Le Dictateur : qui était-il ? Que signifiait la vision qu’elle avait eue dans le conduit ? Quel était son vrai nom ? Et le Prisme. Un artefact vieux de plus de cinq mille ans, qui fusionnait avec son hôte ? Quel était son but ? Comment contrôler ses pouvoirs ? Que dire de ces univers multiples, qui se déclinaient à l’infini du spectre lumineux ? Le voyage dans le temps ? La multitude d’itérations d’elle-même ?

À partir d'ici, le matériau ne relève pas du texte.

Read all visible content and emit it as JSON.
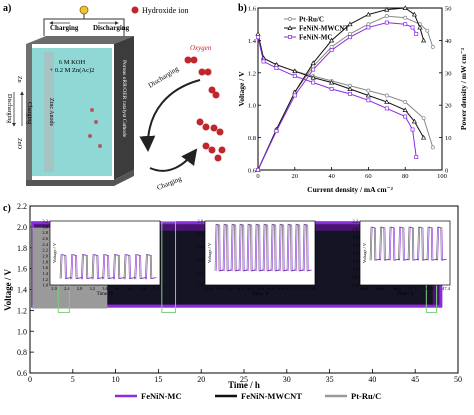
{
  "panel_labels": {
    "a": "a)",
    "b": "b)",
    "c": "c)"
  },
  "schematic": {
    "legend_hydroxide": "Hydroxide ion",
    "charging": "Charging",
    "discharging": "Discharging",
    "electrolyte_line1": "6 M KOH",
    "electrolyte_line2": "+ 0.2 M Zn(Ac)2",
    "cathode_label": "Porous oRR/OER catalyst Cathode",
    "anode_label": "Zinc Anode",
    "zn_label": "Zn",
    "zno_label": "ZnO",
    "left_discharging": "Discharging",
    "left_charging": "Charging",
    "oxygen": "Oxygen",
    "arrow_discharging": "Discharging",
    "arrow_charging": "Charging",
    "colors": {
      "electrolyte": "#8fd8d6",
      "case": "#555555",
      "hydroxide": "#c0272d",
      "arrow": "#222222"
    }
  },
  "chart_data": [
    {
      "type": "line",
      "panel": "b",
      "xlabel": "Current density / mA cm⁻²",
      "ylabel": "Voltage / V",
      "y2label": "Power density / mW cm⁻²",
      "xlim": [
        0,
        100
      ],
      "ylim": [
        0.6,
        1.6
      ],
      "y2lim": [
        0,
        50
      ],
      "xticks": [
        "0",
        "20",
        "40",
        "60",
        "80",
        "100"
      ],
      "yticks": [
        "0.6",
        "0.8",
        "1.0",
        "1.2",
        "1.4",
        "1.6"
      ],
      "y2ticks": [
        "0",
        "10",
        "20",
        "30",
        "40",
        "50"
      ],
      "legend": [
        "Pt-Ru/C",
        "FeNiN-MWCNT",
        "FeNiN-MC"
      ],
      "legend_position": "top-left",
      "series": [
        {
          "name": "Pt-Ru/C",
          "color": "#888888",
          "marker": "circle",
          "polarization": {
            "x": [
              0,
              3,
              10,
              20,
              30,
              40,
              50,
              60,
              70,
              80,
              90,
              95
            ],
            "y": [
              1.43,
              1.29,
              1.25,
              1.21,
              1.18,
              1.15,
              1.12,
              1.09,
              1.06,
              1.02,
              0.92,
              0.74
            ]
          },
          "power": {
            "x": [
              0,
              10,
              20,
              30,
              40,
              50,
              60,
              70,
              80,
              88,
              92,
              95
            ],
            "y": [
              0,
              12.5,
              24,
              32,
              38,
              42,
              45,
              47.5,
              47,
              45,
              43,
              38
            ]
          }
        },
        {
          "name": "FeNiN-MWCNT",
          "color": "#111111",
          "marker": "triangle",
          "polarization": {
            "x": [
              0,
              3,
              10,
              20,
              30,
              40,
              50,
              60,
              70,
              80,
              85,
              90
            ],
            "y": [
              1.44,
              1.29,
              1.25,
              1.21,
              1.17,
              1.14,
              1.1,
              1.06,
              1.02,
              0.97,
              0.9,
              0.8
            ]
          },
          "power": {
            "x": [
              0,
              10,
              20,
              30,
              40,
              50,
              60,
              70,
              80,
              85,
              88,
              90
            ],
            "y": [
              0,
              12.5,
              24,
              33,
              40,
              45,
              48,
              49.5,
              50,
              48,
              44,
              40
            ]
          }
        },
        {
          "name": "FeNiN-MC",
          "color": "#8a2be2",
          "marker": "square",
          "polarization": {
            "x": [
              0,
              3,
              10,
              20,
              30,
              40,
              50,
              60,
              70,
              80,
              84,
              86
            ],
            "y": [
              1.42,
              1.27,
              1.23,
              1.18,
              1.14,
              1.1,
              1.07,
              1.03,
              0.98,
              0.93,
              0.85,
              0.68
            ]
          },
          "power": {
            "x": [
              0,
              10,
              20,
              30,
              40,
              50,
              60,
              70,
              80,
              84,
              86
            ],
            "y": [
              0,
              12,
              23,
              31,
              37,
              41,
              44,
              45.5,
              45,
              44,
              42
            ]
          }
        }
      ]
    },
    {
      "type": "line",
      "panel": "c",
      "xlabel": "Time / h",
      "ylabel": "Voltage / V",
      "xlim": [
        0,
        50
      ],
      "ylim": [
        0.6,
        2.2
      ],
      "xticks": [
        "0",
        "5",
        "10",
        "15",
        "20",
        "25",
        "30",
        "35",
        "40",
        "45",
        "50"
      ],
      "yticks": [
        "0.6",
        "0.8",
        "1.0",
        "1.2",
        "1.4",
        "1.6",
        "1.8",
        "2.0",
        "2.2"
      ],
      "legend": [
        "FeNiN-MC",
        "FeNiN-MWCNT",
        "Pt-Ru/C"
      ],
      "legend_position": "bottom",
      "series": [
        {
          "name": "FeNiN-MC",
          "color": "#8a2be2",
          "t_end": 48,
          "charge_v": 2.04,
          "discharge_v": 1.24
        },
        {
          "name": "FeNiN-MWCNT",
          "color": "#111111",
          "t_end": 47,
          "charge_v": 1.96,
          "discharge_v": 1.26
        },
        {
          "name": "Pt-Ru/C",
          "color": "#999999",
          "t_end": 9,
          "charge_v": 1.99,
          "discharge_v": 1.22
        }
      ],
      "insets": [
        {
          "xlabel": "Time / h",
          "ylabel": "Voltage / V",
          "xticks": [
            "2.0",
            "2.4",
            "2.8",
            "3.2",
            "3.6",
            "4.0",
            "4.4",
            "4.8",
            "5.2"
          ],
          "yticks": [
            "1.0",
            "1.2",
            "1.4",
            "1.6",
            "1.8",
            "2.0",
            "2.2",
            "2.4",
            "2.6",
            "2.8",
            "3.0",
            "3.2"
          ],
          "ylim": [
            1.0,
            3.2
          ],
          "charge_v": 2.05,
          "discharge_v": 1.22
        },
        {
          "xlabel": "Time / h",
          "ylabel": "Voltage / V",
          "xticks": [
            "15.4",
            "15.6",
            "15.8",
            "16.0",
            "16.2",
            "16.4",
            "16.6",
            "16.8",
            "17.0",
            "17.2",
            "17.4"
          ],
          "yticks": [
            "1.0",
            "1.2",
            "1.4",
            "1.6",
            "1.8",
            "2.0"
          ],
          "ylim": [
            1.0,
            2.0
          ],
          "charge_v": 1.95,
          "discharge_v": 1.22
        },
        {
          "xlabel": "Time / h",
          "ylabel": "Voltage / V",
          "xticks": [
            "46.4",
            "46.6",
            "46.8",
            "47.0",
            "47.2",
            "47.4"
          ],
          "yticks": [
            "0.6",
            "0.8",
            "1.0",
            "1.2",
            "1.4",
            "1.6",
            "1.8",
            "2.0",
            "2.2"
          ],
          "ylim": [
            0.6,
            2.2
          ],
          "charge_v": 2.05,
          "discharge_v": 1.22
        }
      ],
      "highlight_color": "#7fcf7f"
    }
  ]
}
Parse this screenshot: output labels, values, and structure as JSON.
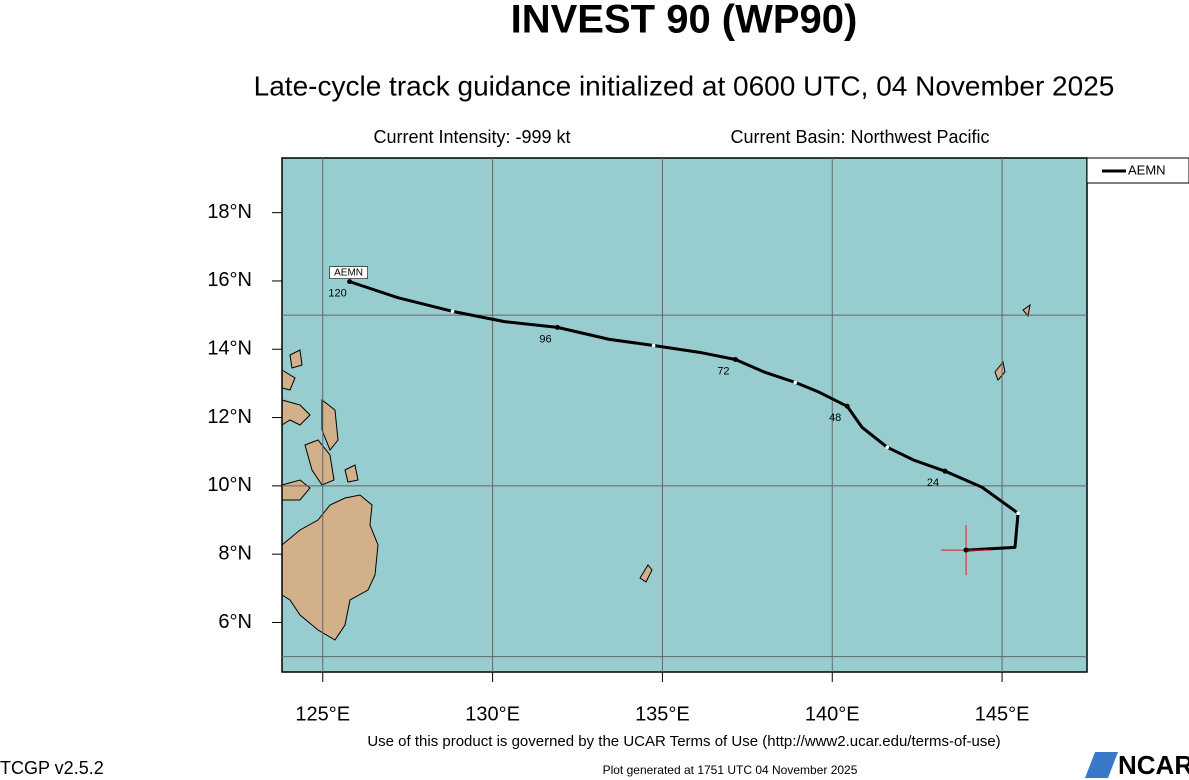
{
  "chart_data": {
    "type": "track",
    "title": "INVEST 90 (WP90)",
    "subtitle": "Late-cycle track guidance initialized at 0600 UTC, 04 November 2025",
    "intensity": "Current Intensity: -999 kt",
    "basin": "Current Basin: Northwest Pacific",
    "series": [
      {
        "name": "AEMN",
        "color": "#000000",
        "x": [
          143.94,
          145.38,
          145.47,
          144.41,
          143.32,
          142.41,
          141.62,
          140.88,
          140.44,
          139.62,
          138.91,
          138.03,
          137.15,
          136.09,
          134.74,
          133.44,
          131.91,
          130.35,
          128.82,
          127.21,
          125.79
        ],
        "values": [
          8.12,
          8.2,
          9.2,
          9.96,
          10.43,
          10.75,
          11.13,
          11.71,
          12.33,
          12.74,
          13.03,
          13.32,
          13.7,
          13.91,
          14.11,
          14.29,
          14.64,
          14.81,
          15.11,
          15.51,
          15.98
        ],
        "point_labels": [
          null,
          null,
          null,
          null,
          24,
          null,
          null,
          null,
          48,
          null,
          null,
          null,
          72,
          null,
          null,
          null,
          96,
          null,
          null,
          null,
          120
        ]
      }
    ],
    "xlim": [
      123.8,
      147.5
    ],
    "ylim": [
      4.55,
      19.6
    ],
    "xticks": [
      {
        "value": 125,
        "label": "125°E"
      },
      {
        "value": 130,
        "label": "130°E"
      },
      {
        "value": 135,
        "label": "135°E"
      },
      {
        "value": 140,
        "label": "140°E"
      },
      {
        "value": 145,
        "label": "145°E"
      }
    ],
    "yticks": [
      {
        "value": 6,
        "label": "6°N"
      },
      {
        "value": 8,
        "label": "8°N"
      },
      {
        "value": 10,
        "label": "10°N"
      },
      {
        "value": 12,
        "label": "12°N"
      },
      {
        "value": 14,
        "label": "14°N"
      },
      {
        "value": 16,
        "label": "16°N"
      },
      {
        "value": 18,
        "label": "18°N"
      }
    ],
    "grid_x": [
      125,
      130,
      135,
      140,
      145
    ],
    "grid_y": [
      5,
      10,
      15
    ],
    "terms": "Use of this product is governed by the UCAR Terms of Use (http://www2.ucar.edu/terms-of-use)",
    "version": "TCGP v2.5.2",
    "generated": "Plot generated at 1751 UTC  04 November 2025",
    "logo": "NCAR"
  }
}
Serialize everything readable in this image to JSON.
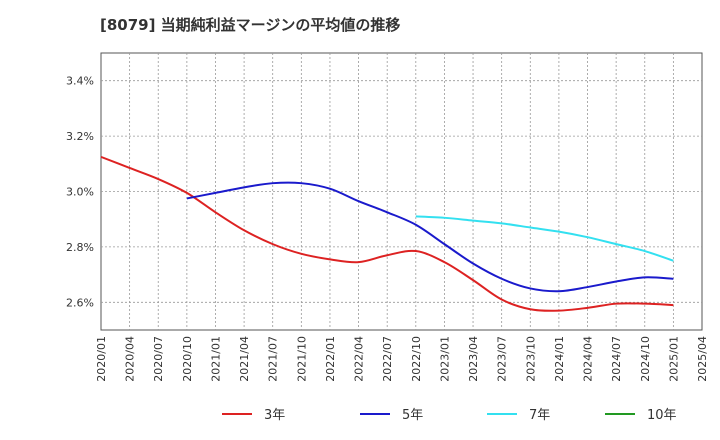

Elle fronçait les sourcils. Voyager dans le temps était une impossibilité au regard des connaissances scientifiques actuelles. Elle le savait. Cette connaissance était logée dans son cerveau, abritée derrière un rempart d’informations. Un rempart d’équations. Des équations d’une complexité inouïe. Mais elle se rendit compte qu’elle les comprenait. Elle fouilla ses souvenirs et se remémora ses années à la fac, étudiante en mathématiques, puis en physique théorique. Puis elle était devenue chercheuse dans un laboratoire.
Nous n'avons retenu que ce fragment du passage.